Climate

Climate change has New York songbirds lagging spring's quickening arrival

A recent study shows some New York state migrating songbirds lagging on their return trips home each spring.

Originally published by the Times Union
By Brian Nearing, July 20, 2017

While flight delays can be a headache for human travelers, climate change has some New York state migrating songbirds lagging on their return trips home each spring, according to a recent scientific study.

Eight different birds that return north to New York from Central and South America were listed in a scientific study by the University of Connecticut on how climate change is disrupting bird migration in the U.S.

"This study suggests that some birds are trying to keep up by returning a little earlier, but they are not keeping up," said Mike Burger, director of conservation science for Audubon New York. He said the study was "troubling, but not hopeless," adding that songbird populations are not yet showing signs of damage.

According to the peer-reviewed study, the arrival of spring  in the Northeast — with the reemergence of plants and insects —has been shifting steadily earlier by an average of about a day a year since 2005.

Birds from the northeast that spend winters thousands of miles away to the south time return flights north based on the seasonal position of the sun. While the sun's position remains unchanged, spring keeps coming earlier in the Northeast.

This growing disconnect means while spring plants and insects, which are the food needed by birds to thrive, mate and feed young, and are steadily coming out earlier,  the birds' arrival fails to keep pace.

The average departure date of these birds is moving ahead only by about a half-day each year, so at the end of a decade, the winged travelers are a full five days behind spring's arrival, according to the study, which was published in the peer-reviewed journal Nature Scientific Reports.

"It is not like these birds have an app on their phone that can tell them the weather in New York," said Morgan Tingley, an assistant professor of ecology and evolutionary biology at UConn and study author.

Tingley said this escalating timing gap, if it continues, could have birds arriving too late to take full advantage of emerging food. Some insects needed as food could have emerged already, or have grown too large to be fed to young birds, he said.

And that could harm a bird's ability to breed and raise its young. "Baby birds need insects. Lots of them," said Tingley.

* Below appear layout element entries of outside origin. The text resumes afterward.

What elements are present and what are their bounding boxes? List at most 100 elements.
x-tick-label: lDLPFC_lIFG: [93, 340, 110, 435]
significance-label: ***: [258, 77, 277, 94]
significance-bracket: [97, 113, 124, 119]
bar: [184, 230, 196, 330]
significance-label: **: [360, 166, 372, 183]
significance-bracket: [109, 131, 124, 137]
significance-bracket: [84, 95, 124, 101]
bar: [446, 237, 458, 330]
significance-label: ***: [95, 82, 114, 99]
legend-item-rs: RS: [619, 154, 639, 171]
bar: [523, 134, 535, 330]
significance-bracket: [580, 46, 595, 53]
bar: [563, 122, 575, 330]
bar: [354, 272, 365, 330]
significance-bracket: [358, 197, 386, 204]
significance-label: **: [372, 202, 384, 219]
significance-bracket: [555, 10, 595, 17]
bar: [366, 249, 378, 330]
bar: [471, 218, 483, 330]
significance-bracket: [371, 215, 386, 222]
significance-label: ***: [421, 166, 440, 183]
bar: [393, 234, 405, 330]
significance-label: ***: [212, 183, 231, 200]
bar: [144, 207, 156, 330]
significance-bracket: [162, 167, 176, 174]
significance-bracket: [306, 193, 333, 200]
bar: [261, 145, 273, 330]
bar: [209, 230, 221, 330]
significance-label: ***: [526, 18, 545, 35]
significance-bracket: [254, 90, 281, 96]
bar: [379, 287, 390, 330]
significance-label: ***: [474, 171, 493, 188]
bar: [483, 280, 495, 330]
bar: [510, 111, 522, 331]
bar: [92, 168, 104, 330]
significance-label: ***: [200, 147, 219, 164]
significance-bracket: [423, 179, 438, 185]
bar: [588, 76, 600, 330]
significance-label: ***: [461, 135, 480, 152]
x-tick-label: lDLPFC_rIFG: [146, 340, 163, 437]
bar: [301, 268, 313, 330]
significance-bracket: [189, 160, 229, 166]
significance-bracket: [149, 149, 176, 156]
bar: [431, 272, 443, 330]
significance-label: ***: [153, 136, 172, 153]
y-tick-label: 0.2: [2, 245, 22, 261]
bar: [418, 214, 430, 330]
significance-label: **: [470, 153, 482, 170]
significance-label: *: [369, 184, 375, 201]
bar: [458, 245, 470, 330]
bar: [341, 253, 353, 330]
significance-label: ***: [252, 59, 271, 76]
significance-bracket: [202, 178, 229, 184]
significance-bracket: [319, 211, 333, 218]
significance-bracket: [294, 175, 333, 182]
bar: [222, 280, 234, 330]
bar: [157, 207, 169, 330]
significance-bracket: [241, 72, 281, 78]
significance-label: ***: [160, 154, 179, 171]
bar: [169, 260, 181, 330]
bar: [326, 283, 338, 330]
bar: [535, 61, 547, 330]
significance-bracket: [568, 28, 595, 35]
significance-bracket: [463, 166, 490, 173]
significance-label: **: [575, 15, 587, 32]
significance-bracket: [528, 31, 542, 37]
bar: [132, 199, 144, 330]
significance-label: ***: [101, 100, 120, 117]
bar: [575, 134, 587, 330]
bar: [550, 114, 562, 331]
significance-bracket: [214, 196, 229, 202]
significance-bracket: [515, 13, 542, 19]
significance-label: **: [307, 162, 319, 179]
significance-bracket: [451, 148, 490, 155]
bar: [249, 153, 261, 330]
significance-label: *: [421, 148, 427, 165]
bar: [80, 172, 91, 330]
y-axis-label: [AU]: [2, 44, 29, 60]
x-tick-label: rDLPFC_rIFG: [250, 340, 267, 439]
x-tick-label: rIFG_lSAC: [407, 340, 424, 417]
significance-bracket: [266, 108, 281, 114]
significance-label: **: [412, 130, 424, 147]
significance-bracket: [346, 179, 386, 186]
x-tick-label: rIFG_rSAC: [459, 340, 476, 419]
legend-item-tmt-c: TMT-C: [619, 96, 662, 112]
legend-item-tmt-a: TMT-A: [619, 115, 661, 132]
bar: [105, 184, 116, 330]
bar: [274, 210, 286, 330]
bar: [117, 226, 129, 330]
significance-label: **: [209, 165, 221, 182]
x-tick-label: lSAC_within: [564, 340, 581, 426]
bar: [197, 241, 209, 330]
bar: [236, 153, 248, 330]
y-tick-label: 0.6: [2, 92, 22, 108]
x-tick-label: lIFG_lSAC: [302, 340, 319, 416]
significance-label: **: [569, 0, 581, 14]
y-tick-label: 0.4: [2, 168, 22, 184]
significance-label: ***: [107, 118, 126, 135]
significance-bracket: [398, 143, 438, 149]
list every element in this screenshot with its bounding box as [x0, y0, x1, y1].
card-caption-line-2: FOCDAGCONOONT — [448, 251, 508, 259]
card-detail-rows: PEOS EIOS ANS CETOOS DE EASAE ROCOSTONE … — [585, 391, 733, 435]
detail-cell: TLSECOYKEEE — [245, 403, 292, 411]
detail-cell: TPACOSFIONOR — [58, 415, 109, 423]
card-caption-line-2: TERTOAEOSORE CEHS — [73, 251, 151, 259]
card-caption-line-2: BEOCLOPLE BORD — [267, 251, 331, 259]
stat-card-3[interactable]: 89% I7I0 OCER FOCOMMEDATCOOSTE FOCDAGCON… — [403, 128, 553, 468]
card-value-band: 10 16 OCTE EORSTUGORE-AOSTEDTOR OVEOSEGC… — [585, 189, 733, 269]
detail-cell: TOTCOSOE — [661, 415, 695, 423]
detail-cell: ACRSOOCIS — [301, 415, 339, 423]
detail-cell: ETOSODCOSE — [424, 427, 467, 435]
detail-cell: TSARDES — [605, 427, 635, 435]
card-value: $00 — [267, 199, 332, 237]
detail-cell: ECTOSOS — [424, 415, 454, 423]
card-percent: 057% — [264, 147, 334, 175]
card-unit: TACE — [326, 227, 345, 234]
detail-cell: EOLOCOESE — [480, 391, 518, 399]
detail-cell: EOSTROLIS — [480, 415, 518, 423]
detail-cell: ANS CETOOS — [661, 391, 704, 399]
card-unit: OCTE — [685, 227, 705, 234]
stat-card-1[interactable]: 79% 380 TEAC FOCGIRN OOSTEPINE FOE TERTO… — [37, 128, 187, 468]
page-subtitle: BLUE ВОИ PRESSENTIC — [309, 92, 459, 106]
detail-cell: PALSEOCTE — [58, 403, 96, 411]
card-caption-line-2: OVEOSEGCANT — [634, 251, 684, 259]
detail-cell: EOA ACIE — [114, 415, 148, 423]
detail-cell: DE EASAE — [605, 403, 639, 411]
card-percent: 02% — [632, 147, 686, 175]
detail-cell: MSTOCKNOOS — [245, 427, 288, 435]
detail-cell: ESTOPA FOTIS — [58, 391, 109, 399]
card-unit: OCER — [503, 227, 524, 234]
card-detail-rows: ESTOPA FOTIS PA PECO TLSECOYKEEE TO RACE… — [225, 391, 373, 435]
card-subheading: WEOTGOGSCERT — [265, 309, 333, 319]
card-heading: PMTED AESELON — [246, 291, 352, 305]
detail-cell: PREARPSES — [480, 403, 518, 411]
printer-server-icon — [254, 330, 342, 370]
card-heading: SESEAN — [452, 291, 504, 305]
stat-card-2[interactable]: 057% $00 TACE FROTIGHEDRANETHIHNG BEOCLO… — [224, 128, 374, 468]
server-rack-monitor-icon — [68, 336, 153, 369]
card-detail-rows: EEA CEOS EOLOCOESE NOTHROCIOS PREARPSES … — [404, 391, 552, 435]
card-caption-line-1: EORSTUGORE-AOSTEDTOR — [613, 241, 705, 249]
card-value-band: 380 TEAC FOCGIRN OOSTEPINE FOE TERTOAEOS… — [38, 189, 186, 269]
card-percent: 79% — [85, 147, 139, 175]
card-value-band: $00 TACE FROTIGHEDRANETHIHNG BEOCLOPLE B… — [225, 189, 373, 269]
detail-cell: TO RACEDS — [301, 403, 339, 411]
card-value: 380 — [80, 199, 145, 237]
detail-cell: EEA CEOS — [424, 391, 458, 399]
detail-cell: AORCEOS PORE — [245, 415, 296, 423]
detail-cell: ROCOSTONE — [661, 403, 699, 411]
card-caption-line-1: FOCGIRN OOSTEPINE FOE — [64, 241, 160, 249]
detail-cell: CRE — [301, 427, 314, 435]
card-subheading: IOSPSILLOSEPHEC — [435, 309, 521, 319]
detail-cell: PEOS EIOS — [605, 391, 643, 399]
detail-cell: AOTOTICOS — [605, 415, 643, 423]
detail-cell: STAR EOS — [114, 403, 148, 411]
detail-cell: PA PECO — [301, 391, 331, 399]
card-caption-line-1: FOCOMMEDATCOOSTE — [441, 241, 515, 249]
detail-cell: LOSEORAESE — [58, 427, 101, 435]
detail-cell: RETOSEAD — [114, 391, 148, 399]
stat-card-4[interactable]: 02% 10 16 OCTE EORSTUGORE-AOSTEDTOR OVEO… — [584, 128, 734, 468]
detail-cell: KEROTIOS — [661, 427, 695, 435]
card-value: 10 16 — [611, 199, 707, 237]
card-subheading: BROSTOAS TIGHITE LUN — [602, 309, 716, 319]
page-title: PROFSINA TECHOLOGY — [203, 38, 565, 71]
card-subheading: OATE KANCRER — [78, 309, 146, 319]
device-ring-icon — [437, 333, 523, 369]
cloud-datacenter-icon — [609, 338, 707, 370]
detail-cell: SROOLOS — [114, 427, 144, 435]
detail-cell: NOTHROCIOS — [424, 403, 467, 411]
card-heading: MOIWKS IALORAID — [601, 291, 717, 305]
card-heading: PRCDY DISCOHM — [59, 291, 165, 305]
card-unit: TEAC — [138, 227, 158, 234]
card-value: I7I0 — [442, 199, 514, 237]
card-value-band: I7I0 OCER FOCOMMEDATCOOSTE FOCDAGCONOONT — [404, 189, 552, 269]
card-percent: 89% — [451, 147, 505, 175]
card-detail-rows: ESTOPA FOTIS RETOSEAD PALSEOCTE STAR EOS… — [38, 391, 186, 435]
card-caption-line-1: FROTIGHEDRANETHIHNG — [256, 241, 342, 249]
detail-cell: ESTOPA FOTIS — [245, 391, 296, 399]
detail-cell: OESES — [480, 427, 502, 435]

Nine birds are continuing to fall further behind the arrival of spring, and eight of those birds are found in New York.

Those include great crested flycatchers, indigo bunting, scarlet tanagers, rose-breasted grosbeaks, eastern wood pewees, yellow-billed cuckoos, northern parulas, and blue-winged warblers.

Burger said that the climate is changing faster than the birds can adapt. In the coming years, he said, scientists need to monitor bird breeding behavior to learn if populations could be threatened.